You play yourself, having somehow gained superpowers. There are five attributes: Strength, Endurance, Agility, Intelligence and Charisma, rated 3 to 18. You don’t roll or point-build them; the gamemaster assigns them, based on where he thinks you rank. Potentially awkward, but you can easily house rule around it. Hmmm, what could we do to randomly generate numbers between 3 and 18? As I stated above, powers are randomly rolled. Roll 1d6+2 to determine how many powers you get. What I like about this is that you can randomly roll a completely lame character with 8 crappy powers, but you could just as easily roll Superman. If you roll a power more than once, you can reroll or pump it up. You do get to pick which table you roll on, so you can at least guide the types (Powers, Devices, Magic/Psionic Items, Skills, and Magic/Psionics) of powers.

To give you an idea, here’s a set of randomly rolled powers. Rolling 1d6+4 I got 4 powers. I stayed on the Powers table for the first three rolls: Illusions, Emotion Control, and Light Control. Those all work thematically for me; light and emotions are bi-products of projecting illusions. Since these all seemed like mental powers anyway, I rolled my last power on the Magic/Psionics table and got Telekinesis. Yeah, I could play this character.

You also have to roll a weakness. I rolled Prejudice, which according to the rules means that other heroes and society in general don’t accept that you’re a good guy. Hmm, given that the character manipulates emotions and tricks people with illusions, I can see that. I’d work with the gamemaster on a good back story. A trickster. Bwahahah.

After powers, you figure out other old school stuff like the base damage you do, carry capacity, hit points, and so on. The whole system is old school; roll a d20 against a target number to hit, increase in levels to increase your to hit bonus and saves, etc. Your powers never really change, but your skill at using them does. You level up based on Experience Points you gain from beating bad guys.
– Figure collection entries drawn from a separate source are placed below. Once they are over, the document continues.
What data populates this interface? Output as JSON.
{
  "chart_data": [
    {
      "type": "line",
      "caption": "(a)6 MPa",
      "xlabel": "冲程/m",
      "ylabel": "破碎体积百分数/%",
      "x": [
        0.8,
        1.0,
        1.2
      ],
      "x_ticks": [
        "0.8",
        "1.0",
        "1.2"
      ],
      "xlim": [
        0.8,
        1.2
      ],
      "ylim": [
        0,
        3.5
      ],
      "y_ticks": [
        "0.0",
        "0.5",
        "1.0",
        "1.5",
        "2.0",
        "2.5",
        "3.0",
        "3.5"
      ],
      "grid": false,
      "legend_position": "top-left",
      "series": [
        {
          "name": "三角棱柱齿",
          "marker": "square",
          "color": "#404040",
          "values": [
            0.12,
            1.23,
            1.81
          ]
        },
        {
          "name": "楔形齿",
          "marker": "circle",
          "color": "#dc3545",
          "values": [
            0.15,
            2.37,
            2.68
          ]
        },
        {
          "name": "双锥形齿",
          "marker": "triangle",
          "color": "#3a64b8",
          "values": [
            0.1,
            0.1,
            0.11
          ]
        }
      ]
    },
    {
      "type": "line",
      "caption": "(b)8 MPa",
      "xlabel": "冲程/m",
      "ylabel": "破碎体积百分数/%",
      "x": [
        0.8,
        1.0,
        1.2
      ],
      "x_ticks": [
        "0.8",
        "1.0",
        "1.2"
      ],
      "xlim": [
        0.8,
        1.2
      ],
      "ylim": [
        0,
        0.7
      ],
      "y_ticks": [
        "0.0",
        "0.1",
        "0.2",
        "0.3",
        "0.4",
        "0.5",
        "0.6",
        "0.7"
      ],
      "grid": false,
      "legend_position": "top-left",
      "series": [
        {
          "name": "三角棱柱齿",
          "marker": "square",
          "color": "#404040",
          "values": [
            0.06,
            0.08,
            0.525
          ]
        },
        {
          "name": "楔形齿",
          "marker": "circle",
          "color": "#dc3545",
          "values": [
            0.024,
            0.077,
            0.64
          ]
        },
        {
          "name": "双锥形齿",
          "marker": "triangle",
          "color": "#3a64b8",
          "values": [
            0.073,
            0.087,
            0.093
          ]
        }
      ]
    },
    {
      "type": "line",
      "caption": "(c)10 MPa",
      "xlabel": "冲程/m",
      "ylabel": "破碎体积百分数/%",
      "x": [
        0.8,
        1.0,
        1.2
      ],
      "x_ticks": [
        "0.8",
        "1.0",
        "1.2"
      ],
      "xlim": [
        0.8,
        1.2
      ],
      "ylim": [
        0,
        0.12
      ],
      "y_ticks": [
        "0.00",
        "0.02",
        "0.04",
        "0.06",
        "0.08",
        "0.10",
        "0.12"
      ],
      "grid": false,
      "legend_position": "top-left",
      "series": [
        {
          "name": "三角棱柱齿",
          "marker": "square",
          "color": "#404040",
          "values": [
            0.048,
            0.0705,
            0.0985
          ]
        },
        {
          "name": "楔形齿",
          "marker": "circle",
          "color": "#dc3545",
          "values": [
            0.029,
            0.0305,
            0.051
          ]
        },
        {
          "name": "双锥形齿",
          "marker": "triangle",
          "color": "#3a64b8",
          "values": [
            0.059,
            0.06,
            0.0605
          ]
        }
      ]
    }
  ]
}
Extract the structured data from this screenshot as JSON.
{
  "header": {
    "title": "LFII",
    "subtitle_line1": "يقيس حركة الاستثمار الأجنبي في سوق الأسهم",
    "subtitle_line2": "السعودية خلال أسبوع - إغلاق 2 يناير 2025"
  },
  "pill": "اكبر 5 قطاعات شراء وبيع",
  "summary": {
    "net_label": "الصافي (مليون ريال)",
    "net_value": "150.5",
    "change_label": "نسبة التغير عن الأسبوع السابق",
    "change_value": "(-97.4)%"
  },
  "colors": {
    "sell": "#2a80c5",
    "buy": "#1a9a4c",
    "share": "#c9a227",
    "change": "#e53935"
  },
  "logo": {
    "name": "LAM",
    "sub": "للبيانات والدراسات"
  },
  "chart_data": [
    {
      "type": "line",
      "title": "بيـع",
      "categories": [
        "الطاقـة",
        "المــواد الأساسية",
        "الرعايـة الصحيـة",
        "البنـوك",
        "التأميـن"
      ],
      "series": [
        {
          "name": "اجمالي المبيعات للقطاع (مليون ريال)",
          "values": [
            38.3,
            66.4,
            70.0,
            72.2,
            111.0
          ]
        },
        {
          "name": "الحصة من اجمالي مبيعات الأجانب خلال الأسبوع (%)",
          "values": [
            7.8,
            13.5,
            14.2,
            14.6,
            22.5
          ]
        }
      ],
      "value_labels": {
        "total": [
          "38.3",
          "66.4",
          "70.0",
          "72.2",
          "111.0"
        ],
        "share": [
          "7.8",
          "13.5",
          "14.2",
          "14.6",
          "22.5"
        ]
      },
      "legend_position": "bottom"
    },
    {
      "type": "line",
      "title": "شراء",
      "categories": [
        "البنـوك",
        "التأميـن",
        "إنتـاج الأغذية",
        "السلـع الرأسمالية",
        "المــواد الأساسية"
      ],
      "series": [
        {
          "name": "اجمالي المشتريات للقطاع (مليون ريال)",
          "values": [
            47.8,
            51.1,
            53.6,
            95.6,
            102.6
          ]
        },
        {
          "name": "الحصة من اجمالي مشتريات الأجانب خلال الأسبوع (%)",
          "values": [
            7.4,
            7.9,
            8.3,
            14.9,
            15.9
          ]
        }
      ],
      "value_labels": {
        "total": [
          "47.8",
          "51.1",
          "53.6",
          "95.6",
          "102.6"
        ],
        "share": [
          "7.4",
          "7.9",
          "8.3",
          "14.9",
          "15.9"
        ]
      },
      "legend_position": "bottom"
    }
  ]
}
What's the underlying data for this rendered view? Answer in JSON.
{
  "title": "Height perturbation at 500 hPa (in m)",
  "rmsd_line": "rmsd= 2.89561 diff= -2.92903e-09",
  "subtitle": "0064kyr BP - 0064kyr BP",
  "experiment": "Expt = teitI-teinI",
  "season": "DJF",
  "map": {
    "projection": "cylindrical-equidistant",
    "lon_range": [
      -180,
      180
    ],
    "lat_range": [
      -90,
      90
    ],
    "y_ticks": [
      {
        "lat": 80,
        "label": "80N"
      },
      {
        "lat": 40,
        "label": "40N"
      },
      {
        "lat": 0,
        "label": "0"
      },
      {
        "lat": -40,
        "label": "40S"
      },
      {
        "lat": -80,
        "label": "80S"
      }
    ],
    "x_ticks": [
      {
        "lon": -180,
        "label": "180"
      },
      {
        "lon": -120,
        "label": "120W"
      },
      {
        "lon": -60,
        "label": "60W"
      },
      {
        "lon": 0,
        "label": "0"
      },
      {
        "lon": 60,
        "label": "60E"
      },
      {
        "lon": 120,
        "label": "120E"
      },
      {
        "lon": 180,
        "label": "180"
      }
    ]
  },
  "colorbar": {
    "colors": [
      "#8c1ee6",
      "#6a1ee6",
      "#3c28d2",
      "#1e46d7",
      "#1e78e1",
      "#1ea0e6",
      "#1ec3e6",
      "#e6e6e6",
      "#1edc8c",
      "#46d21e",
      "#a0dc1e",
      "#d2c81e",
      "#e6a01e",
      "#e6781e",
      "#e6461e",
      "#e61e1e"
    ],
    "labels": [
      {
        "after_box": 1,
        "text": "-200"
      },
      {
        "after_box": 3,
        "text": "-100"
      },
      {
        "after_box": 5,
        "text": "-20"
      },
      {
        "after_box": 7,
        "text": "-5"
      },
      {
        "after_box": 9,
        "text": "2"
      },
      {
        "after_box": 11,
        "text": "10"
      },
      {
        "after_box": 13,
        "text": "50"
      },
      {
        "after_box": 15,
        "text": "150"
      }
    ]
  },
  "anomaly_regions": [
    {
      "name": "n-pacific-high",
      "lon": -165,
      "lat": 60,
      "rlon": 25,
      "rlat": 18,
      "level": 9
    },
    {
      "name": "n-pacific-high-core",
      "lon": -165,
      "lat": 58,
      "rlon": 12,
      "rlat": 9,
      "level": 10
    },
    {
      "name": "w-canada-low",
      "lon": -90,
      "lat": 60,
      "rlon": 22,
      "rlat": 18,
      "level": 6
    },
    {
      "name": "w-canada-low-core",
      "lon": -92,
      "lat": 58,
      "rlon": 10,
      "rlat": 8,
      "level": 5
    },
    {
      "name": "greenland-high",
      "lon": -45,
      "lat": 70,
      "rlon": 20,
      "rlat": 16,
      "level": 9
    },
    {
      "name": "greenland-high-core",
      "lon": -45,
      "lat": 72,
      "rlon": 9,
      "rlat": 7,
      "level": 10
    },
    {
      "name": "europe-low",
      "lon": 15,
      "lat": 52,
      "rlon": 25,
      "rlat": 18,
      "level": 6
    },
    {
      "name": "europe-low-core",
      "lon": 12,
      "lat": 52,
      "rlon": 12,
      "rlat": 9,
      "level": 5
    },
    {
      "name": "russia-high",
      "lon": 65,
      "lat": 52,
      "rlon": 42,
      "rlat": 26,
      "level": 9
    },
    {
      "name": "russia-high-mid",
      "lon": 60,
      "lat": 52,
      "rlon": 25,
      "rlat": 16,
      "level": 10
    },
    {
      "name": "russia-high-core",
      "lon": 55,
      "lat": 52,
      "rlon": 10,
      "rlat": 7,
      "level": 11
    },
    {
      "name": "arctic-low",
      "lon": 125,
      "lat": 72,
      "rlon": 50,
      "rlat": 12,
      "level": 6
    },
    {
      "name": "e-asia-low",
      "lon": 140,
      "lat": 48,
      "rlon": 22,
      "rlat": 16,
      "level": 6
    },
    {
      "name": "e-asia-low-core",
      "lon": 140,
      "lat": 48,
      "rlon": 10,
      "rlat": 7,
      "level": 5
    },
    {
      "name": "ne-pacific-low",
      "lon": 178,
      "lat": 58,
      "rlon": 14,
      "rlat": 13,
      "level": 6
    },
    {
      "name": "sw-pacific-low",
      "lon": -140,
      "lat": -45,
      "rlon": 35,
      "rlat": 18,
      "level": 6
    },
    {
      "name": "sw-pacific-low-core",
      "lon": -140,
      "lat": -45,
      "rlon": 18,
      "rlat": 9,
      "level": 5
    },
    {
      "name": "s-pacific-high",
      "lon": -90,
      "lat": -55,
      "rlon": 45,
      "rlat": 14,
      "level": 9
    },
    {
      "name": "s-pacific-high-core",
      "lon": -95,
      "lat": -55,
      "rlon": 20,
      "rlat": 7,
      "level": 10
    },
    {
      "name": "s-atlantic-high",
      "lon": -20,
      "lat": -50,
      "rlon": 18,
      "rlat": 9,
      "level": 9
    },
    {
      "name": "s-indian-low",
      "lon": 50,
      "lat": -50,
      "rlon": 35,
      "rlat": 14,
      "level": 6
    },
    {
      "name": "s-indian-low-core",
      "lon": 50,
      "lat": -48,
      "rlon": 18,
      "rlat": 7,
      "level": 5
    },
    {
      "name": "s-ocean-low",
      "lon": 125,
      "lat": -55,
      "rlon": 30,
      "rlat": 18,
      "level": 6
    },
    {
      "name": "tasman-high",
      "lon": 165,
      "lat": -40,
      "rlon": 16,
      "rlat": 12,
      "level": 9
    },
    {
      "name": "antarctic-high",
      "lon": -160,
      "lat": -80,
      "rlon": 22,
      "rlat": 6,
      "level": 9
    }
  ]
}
One major deviation from the familiar norm is Charisma Points. Based on your deeds, the gamemaster can give you Charisma Point for doing good deeds and becoming beloved of the people, or screwing up and having the citizens turn on you. Charisma Points aren’t your Charisma, directly; the guide a roll the player makes to see if the character’s Charisma increases or decreases.There are both Hit Points and Power Points, the latter working kind of like Fatigue, so the character can get knocked out rather than getting killed. Fits the genre.

About half the book is devoted to gamemaster stuff: designing adventures, creating NPCs and villains, dealing with law enforcement and other ramifications of superheroics. Not having my vintage copy of V&V handy, I don’t know how much, if any, of this section was re-written or updated. It’s pretty good stuff, basic and simple yet just enough. It’s got a very Silver Age mentality to it, in that the assumption is that the good guys are Good and will cooperate with the police. You really don’t need a lot of worldbuilding advice when things are as black and white as the world of Adam West’s Batman.

I’m glad V&V is available again, and I hope it finds an audience. Its mere existence makes me happy in a nostalgic way, and re-reading it to discover that it’s a very playable, albeit very old school, game makes me even happier.